WASD to move, mouse cursor to look, space to jump, C to crouch and slide. There, now you know everything you need to play the demo for Blessed Burden, a new first-person “horror adventure” from Podoba Interactive, in which you are “the last surviving priest in a religious apocalypse”. I don’t know many people in the clergy, but I’m pretty sure the job isn’t supposed to involve quite this many swinging blade traps. Here’s a trailer.


In the developer’s previous Museum of Monoliths, released in February, you’d stroll around nasty, abstract places and rearrange monoliths to alter the soundscape. Blessed Burden brings back the ominous, otherworldly, architecture and fills it with spike traps, crushing boulders and pitfalls, for an experience that is sort of Quake or Hexen without the shooting. I enjoyed the demo – find it on Steam and Itch – which has just been expanded with a new level and key-door mechanic.
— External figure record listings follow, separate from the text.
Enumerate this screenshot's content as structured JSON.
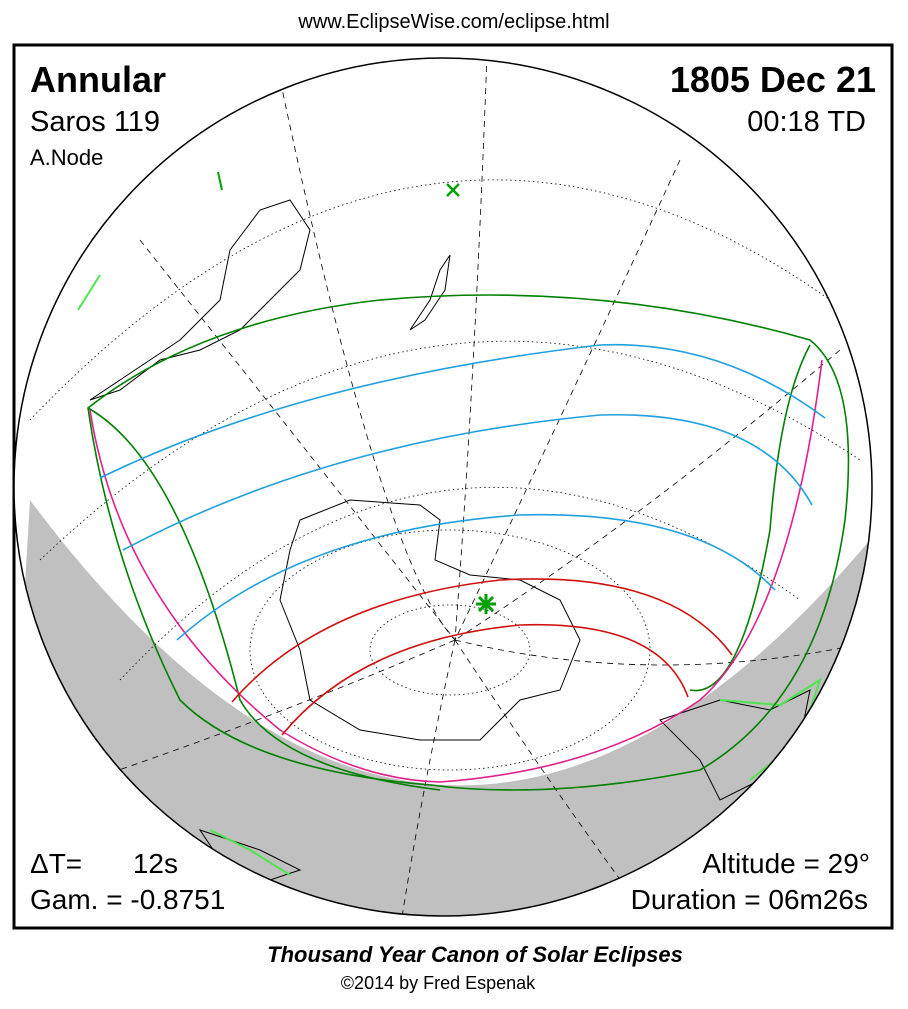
{
  "header": {
    "url": "www.EclipseWise.com/eclipse.html"
  },
  "eclipse": {
    "type": "Annular",
    "date": "1805 Dec 21",
    "saros": "Saros 119",
    "time": "00:18 TD",
    "node": "A.Node",
    "delta_t_label": "ΔT=",
    "delta_t_value": "12s",
    "gamma": "Gam. = -0.8751",
    "altitude": "Altitude = 29°",
    "duration": "Duration = 06m26s"
  },
  "footer": {
    "title": "Thousand Year Canon of Solar Eclipses",
    "copyright": "©2014 by Fred Espenak"
  }
}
Podoba are a Ukrainian developer, as are publisher Marevo Collective, and it’s perhaps too tempting to read the game’s oppressive atmosphere as a commentary on Russia’s on-going invasion of Ukraine. Be warned that it contains some pretty unsettling material: in the demo, there is a fleeting depiction of suicide.


While I’d say Blessed Burden has a ways to go before it can outrun the likes of Lorn’s Lure or Babddi, there’s a lot to enjoy. One of the early chambers has a floor that looks like it’s just patterned with red cracks from afar but actually has some big lava-filled gaps, catching you out if hurry. This might sound irritating, but it speaks to a certain fiendishness of design I’m thoroughly in favour of. I like the audio, too, be it the heavy swoosh of a blade narrowly missing your ear, or the gentle hum of a hidden collectible you’re almost certainly going to die trying to find. Just as well there are plenty of checkpoints.


Podoba’s other game-in-progress, the “meditative exploration” sim Back to Hearth, can be read as a different kind of war commentary, exchanging despair for a measure of hope. It sees you rebuilding a devastated village, house by house, so as to entice the residents into returning home. “Fire is a symbol of home comfort, warmth, and life,” reads the blurb. “After the house is repaired and put in order, you need to kindle a fire. After that, you just have to wait a little while.”